Interestingly, although the two strains have been isolated independently from different individuals, the two strains are remarkably similar. In fact, the serotype determined by the wzt and wzm gene for O-antigen and the fliC gene for H-antigen indicated that the serotype of NCCP15655 and NCCP15656 is O8:H49. Moreover, at the genomic level, two strains are highly similar and ANIb values between the strains range from 99.98 to 99.99 (Table 1). Based on these relationships, we postulate that they might share a very recent common ancestor, if not clonal.

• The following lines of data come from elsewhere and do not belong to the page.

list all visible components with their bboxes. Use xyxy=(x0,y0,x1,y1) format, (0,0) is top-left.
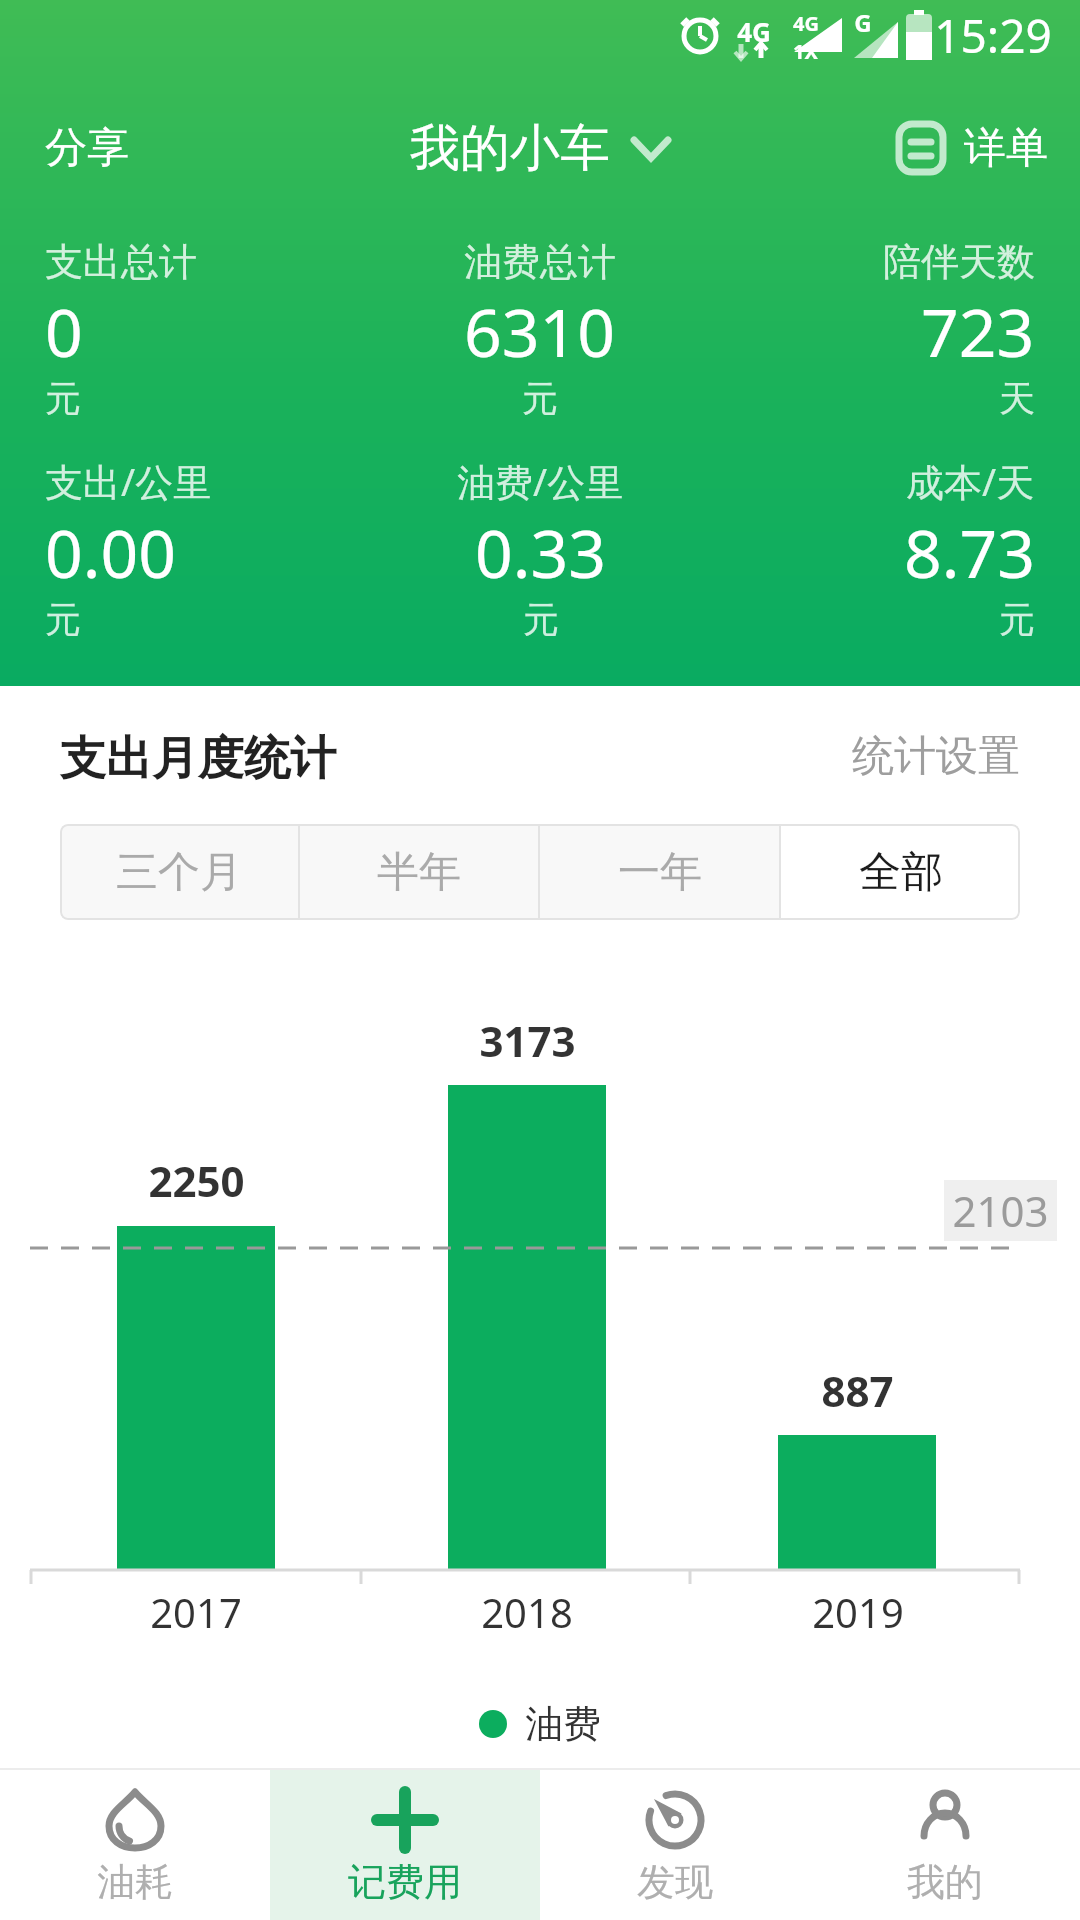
staticText: 2019 xyxy=(812,1585,904,1639)
button[interactable]: 油耗 xyxy=(0,1770,270,1920)
staticText: 发现 xyxy=(637,1858,713,1906)
staticText: 油耗 xyxy=(97,1858,173,1906)
staticText: 一年 xyxy=(618,846,702,899)
staticText: 3173 xyxy=(479,1012,576,1068)
staticText: 4G xyxy=(793,10,819,37)
staticText: 支出月度统计 xyxy=(60,730,336,788)
staticText: 支出/公里 xyxy=(45,455,212,507)
staticText: 6310 xyxy=(464,286,616,376)
staticText: 半年 xyxy=(377,846,461,899)
button[interactable]: 统计设置 xyxy=(852,730,1020,783)
staticText: 元 xyxy=(523,597,559,642)
button[interactable]: 全部 xyxy=(781,824,1020,920)
button[interactable]: 分享 xyxy=(0,114,149,183)
staticText: 0.00 xyxy=(45,507,176,597)
staticText: 4G xyxy=(737,14,771,49)
staticText: 2017 xyxy=(150,1585,242,1639)
staticText: 元 xyxy=(45,376,81,421)
staticText: 记费用 xyxy=(348,1858,462,1906)
button[interactable]: 发现 xyxy=(540,1770,810,1920)
staticText: 元 xyxy=(999,597,1035,642)
staticText: 我的 xyxy=(907,1858,983,1906)
staticText: G xyxy=(854,6,872,39)
button[interactable]: 我的 xyxy=(810,1770,1080,1920)
staticText: 三个月 xyxy=(116,846,242,899)
button[interactable]: 我的小车 xyxy=(410,117,670,180)
staticText: 0.33 xyxy=(475,507,606,597)
staticText: 统计设置 xyxy=(852,730,1020,783)
staticText: 详单 xyxy=(964,122,1048,175)
staticText: 陪伴天数 xyxy=(883,238,1035,286)
staticText: 天 xyxy=(999,376,1035,421)
staticText: 2018 xyxy=(481,1585,573,1639)
button[interactable]: 半年 xyxy=(300,824,538,920)
button[interactable]: 详单 xyxy=(896,121,1080,175)
staticText: 支出总计 xyxy=(45,238,197,286)
staticText: 油费 xyxy=(525,1700,601,1748)
staticText: 2103 xyxy=(952,1182,1049,1239)
staticText: 我的小车 xyxy=(410,117,610,180)
staticText: 723 xyxy=(921,286,1035,376)
staticText: 8.73 xyxy=(904,507,1035,597)
staticText: 1X xyxy=(793,38,818,65)
staticText: 0 xyxy=(45,286,83,376)
staticText: 油费/公里 xyxy=(457,455,624,507)
staticText: 元 xyxy=(522,376,558,421)
staticText: 887 xyxy=(821,1362,894,1418)
staticText: 15:29 xyxy=(934,4,1052,67)
staticText: 2250 xyxy=(148,1152,245,1208)
staticText: 元 xyxy=(45,597,81,642)
staticText: 油费总计 xyxy=(464,238,616,286)
button[interactable]: 记费用 xyxy=(270,1770,540,1920)
button[interactable]: 一年 xyxy=(540,824,779,920)
button[interactable]: 三个月 xyxy=(60,824,298,920)
staticText: 全部 xyxy=(859,846,943,899)
staticText: 成本/天 xyxy=(906,455,1035,507)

Shiga-like toxin and virulence genes

In the NCCP15655 and NCCP15656 genomes, genes encoding Shiga toxin type 1 (Stx1) and Shiga toxin type 2 (Stx2) were detected. The Stx1 subunit A is composed of 315 amino-acids and subunit B is composed of 89 amino-acids. In the NCCP15655 genome, the stx 1 genes were detected in the region of a prophage, which have 100% amino-acid identity with the Shiga toxin of Shigella dysenteriae Sd197. The Stx2 subunit A is composed of 319 amino-acids and subunit B is composed of 89 amino-acids. The stx 2 genes were detected in another prophage region, which is located at the end of the contig. The stx 2 gene is very similar to that of E. coli strain 11128, which has stx 1 genes (Figure 3). The results from subtype analysis of the stx genes indicated that stx 1 is stx 1a and stx 2 is stx 2a in both strains. Unlike the typical EHEC strain, in the genomes of NCCP15655 and NCCP15656, the LEE island was not detected but the genes encoding type 1 fimbriae biosynthesis proteins, adhesion AidA, fimbriae-like adhesion SfmA/H, and CFA/I fimbrial minor adhesin were detected. In both strains, a gene encoding type IV pilus biosynthesis proteins, entropathogenic E. coli secreted protein C, which is a serine protease and causes epithelial damage [30], and genes encoding hemolysin were detected in the final contigs designated as plasmid and in chromosome, type 1 fimbriae operon were identified.

Figure 3
figure 3

Clustering analysis of the subunit A of the Shiga toxin type 1 and type 2. Un-rooted trees based on the nucleotide sequences of Shiga toxin subunit A were constructed using Neighbor-joining method with Jukes-Cantor model. Bootstrap values (percentages of 1,000 replications) greater than 50% are shown at each node. The scale bar represents 0.005 nucleotide substitutions per site. Yellow, E. coli B1 group; Sky blue, E. coli E group; Black, unknown (A) Shiga toxin type 1, (B) Shiga toxin type 2.

Future directions

The Stx phage carrying the Shiga toxin and the LEE island harboring the type III secretion system are the major features of EHEC strains [31]. The genomes of NCCP15655 and NCCP15656 encode the Shiga-like toxin, but not genes related to the LEE island. However, they acquired a plasmid encoding hemolysin and entropathogenic E. coli secreted protein C. NCCP15655 and NCCP15656 acquired the virulence genes through the horizontal gene transfer and caused the diarrhea symptom in human. In the case of E24377A, a gene encoding a heat-labile toxin, which is a major virulence factor of ETEC is located in the plasmid but not detected in NCCP15655 and NCCP15656. These mean that, in certain environment, bacterial strains can obtain virulence factors through the acquisition of a virulence gene-harboring plasmid or a phage and cause the disease. This report is yet another example for pathogenic E. coli strains that have acquired virulence genes through acquisition of plasmids and phages. These genomes will be good examples for further analysis for the study of acquisition and diffusion of virulence genes in E. coli.

Availability of supporting data

These Whole Genome Shotgun projects of NCCP15655 and NCCP15656 have been deposited at GenBank under the accession ATLW00000000 and ATLX00000000, respectively.